The judgment of the circuit court must therefore be
Reversed and a mandate awarded directing the case to be remanded to the district court to be there proceeded in according to the rules and principles stated in this opinion.
The appeal on the part of the respondent is dismissed. The decision upon the matter in controversy was in his favor, and the question of law decided against him on the first demurrer was open for argument upon the appeal of the libellants. There was no ground, therefore, for this appeal.

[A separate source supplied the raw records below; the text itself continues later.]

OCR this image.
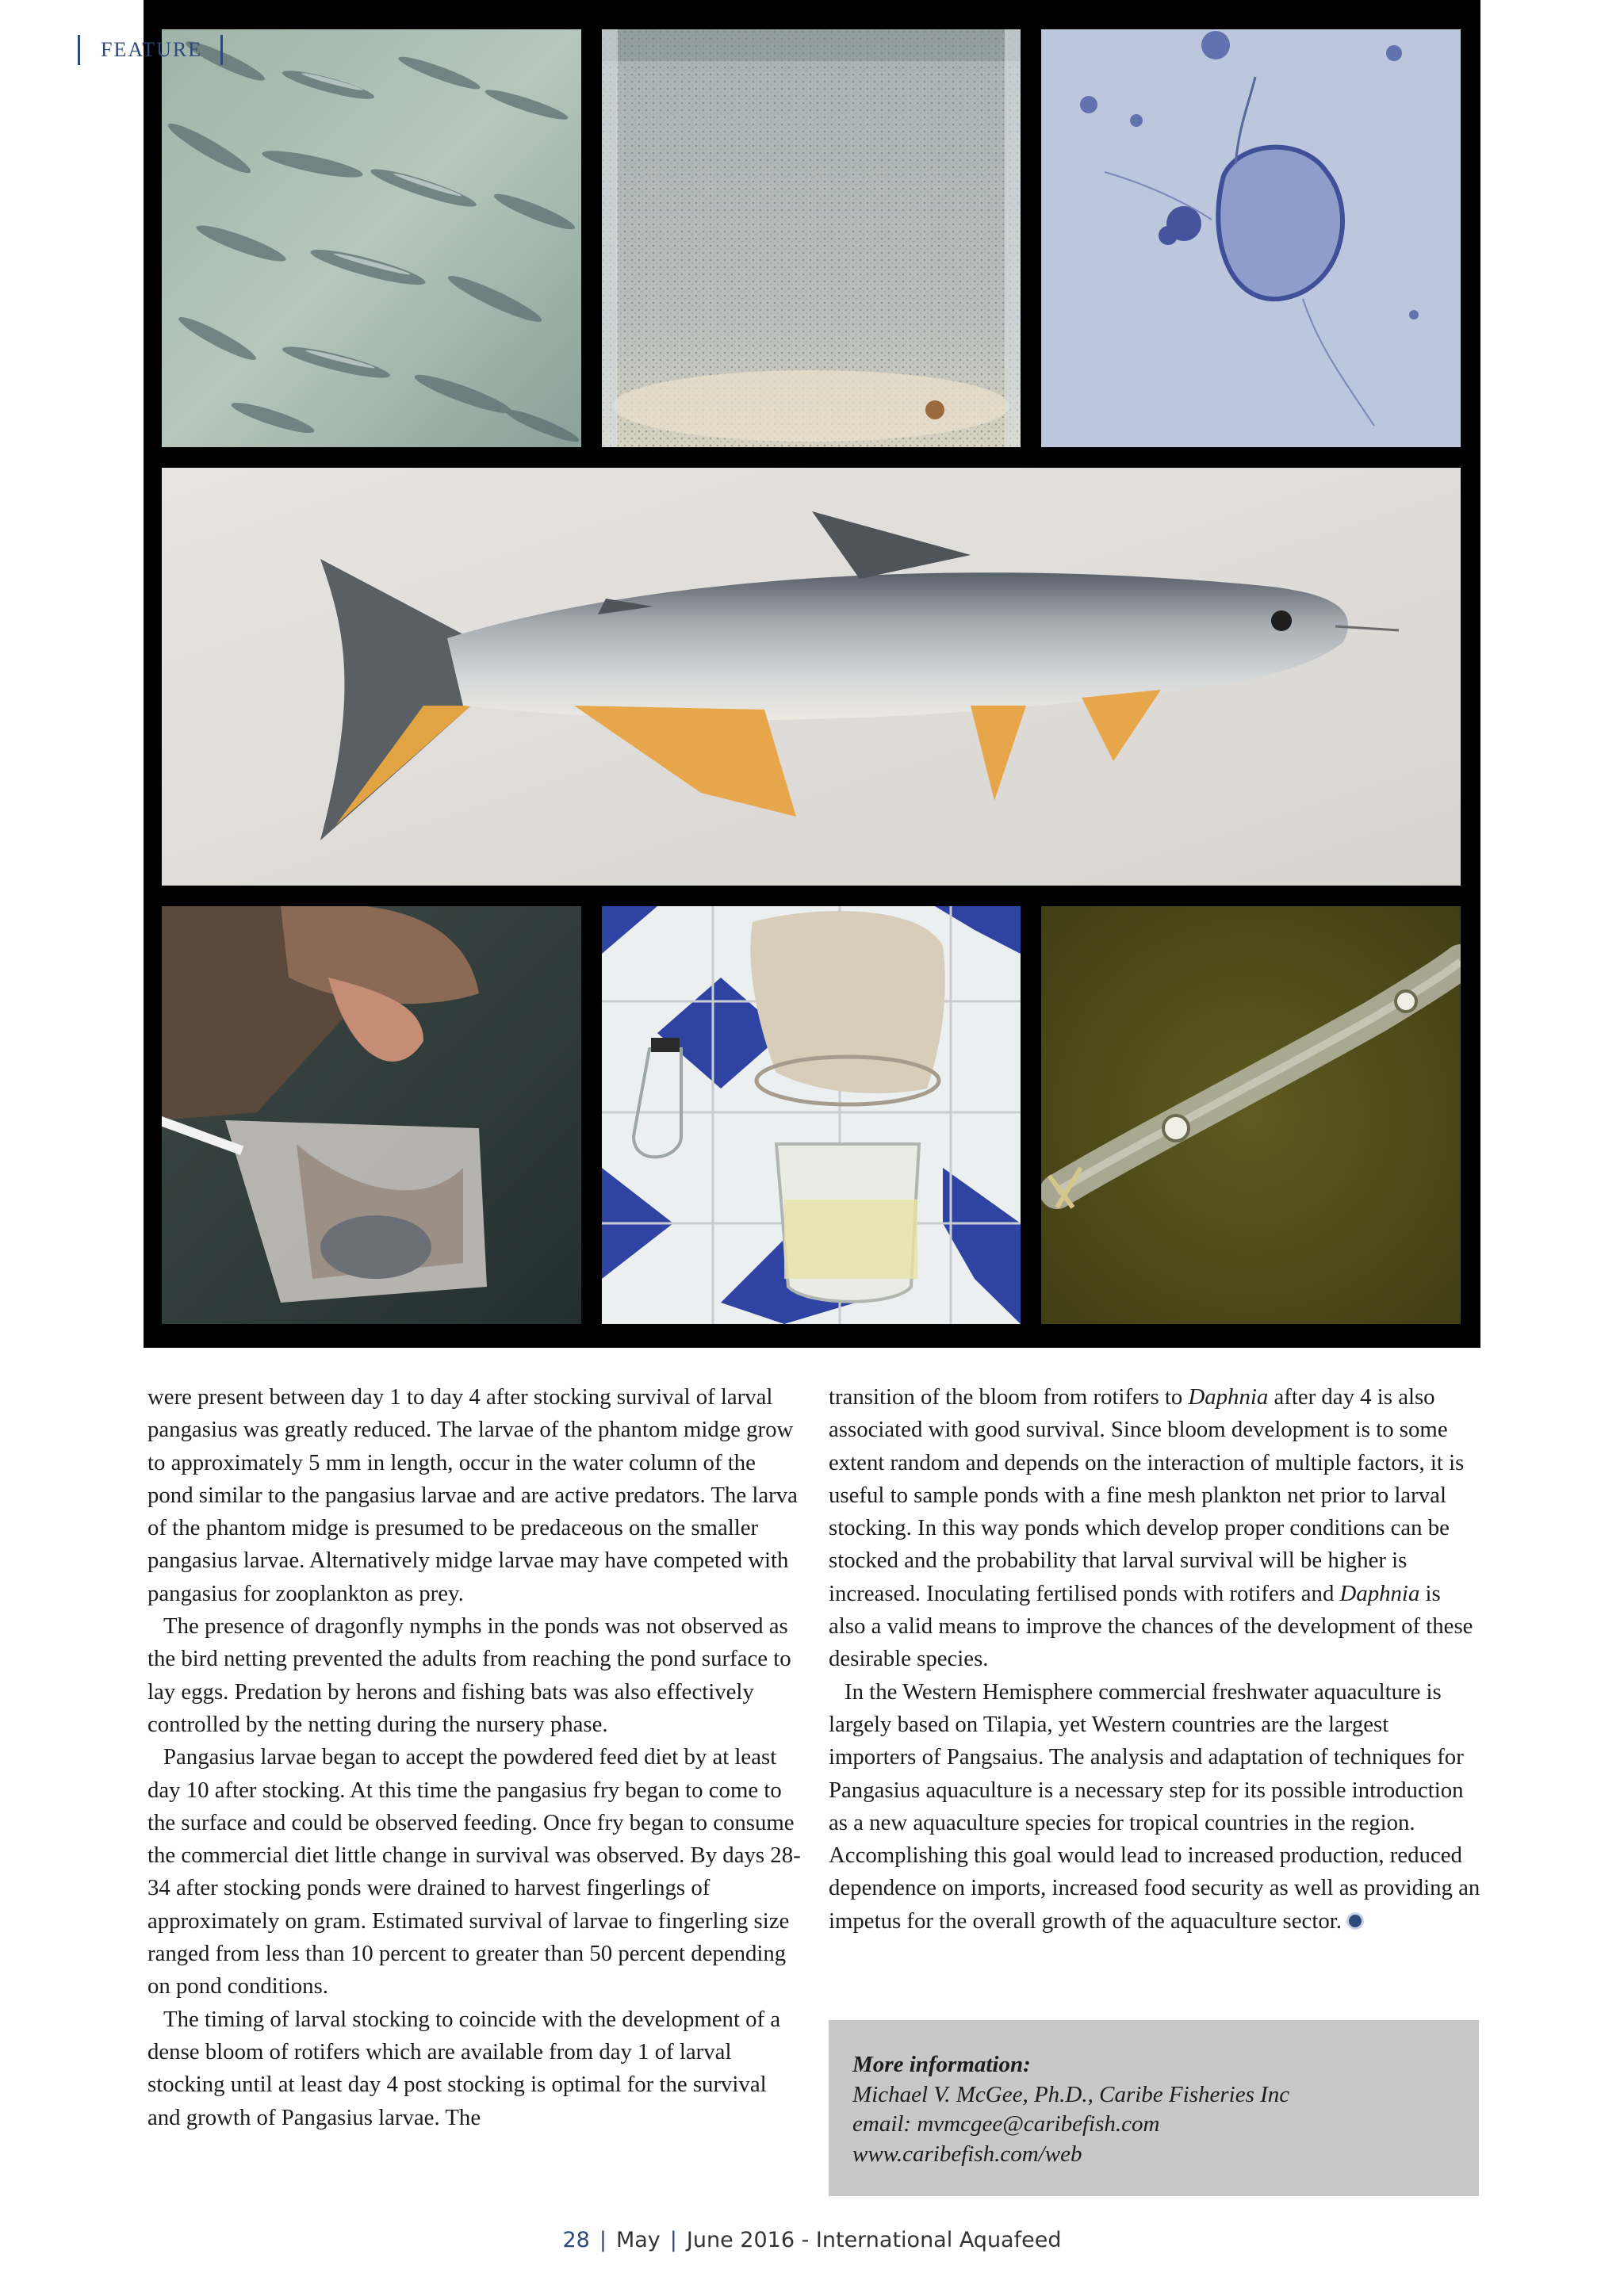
FEATURE

were present between day 1 to day 4 after stocking survival of larval pangasius was greatly reduced. The larvae of the phantom midge grow to approximately 5 mm in length, occur in the water column of the pond similar to the pangasius larvae and are active predators. The larva of the phantom midge is presumed to be predaceous on the smaller pangasius larvae. Alternatively midge larvae may have competed with pangasius for zooplankton as prey.

The presence of dragonfly nymphs in the ponds was not observed as the bird netting prevented the adults from reaching the pond surface to lay eggs. Predation by herons and fishing bats was also effectively controlled by the netting during the nursery phase.

Pangasius larvae began to accept the powdered feed diet by at least day 10 after stocking. At this time the pangasius fry began to come to the surface and could be observed feeding. Once fry began to consume the commercial diet little change in survival was observed. By days 28-34 after stocking ponds were drained to harvest fingerlings of approximately on gram. Estimated survival of larvae to fingerling size ranged from less than 10 percent to greater than 50 percent depending on pond conditions.

The timing of larval stocking to coincide with the development of a dense bloom of rotifers which are available from day 1 of larval stocking until at least day 4 post stocking is optimal for the survival and growth of Pangasius larvae. The

transition of the bloom from rotifers to Daphnia after day 4 is also associated with good survival. Since bloom development is to some extent random and depends on the interaction of multiple factors, it is useful to sample ponds with a fine mesh plankton net prior to larval stocking. In this way ponds which develop proper conditions can be stocked and the probability that larval survival will be higher is increased. Inoculating fertilised ponds with rotifers and Daphnia is also a valid means to improve the chances of the development of these desirable species.

In the Western Hemisphere commercial freshwater aquaculture is largely based on Tilapia, yet Western countries are the largest importers of Pangsaius. The analysis and adaptation of techniques for Pangasius aquaculture is a necessary step for its possible introduction as a new aquaculture species for tropical countries in the region. Accomplishing this goal would lead to increased production, reduced dependence on imports, increased food security as well as providing an impetus for the overall growth of the aquaculture sector.

More information:
Michael V. McGee, Ph.D., Caribe Fisheries Inc
email: mvmcgee@caribefish.com
www.caribefish.com/web
28 | May | June 2016 - International Aquafeed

Order in Jecker v. Montgomery
This cause came on to be heard on the transcript of the record from the Circuit Court of the United States for the District of Columbia holden in and for the County of Washington and was argued by counsel, on consideration whereof it is now here ordered, adjudged, and decreed by this Court that the decree of the said circuit court in this cause be and the same is hereby reversed with costs, and that this cause be and the same is hereby remanded to the said circuit court for further proceedings to be had therein in conformity to the opinion of this Court.
Order in Montgomery v. Jecker
This cause came on to be heard on the transcript of the record from the Circuit Court of the United States for the District of Columbia holden in and for the County of Washington and was argued by counsel, on consideration whereof it is now here ordered, adjudged, and decreed by this Court that this cause be and the same is hereby dismissed with costs.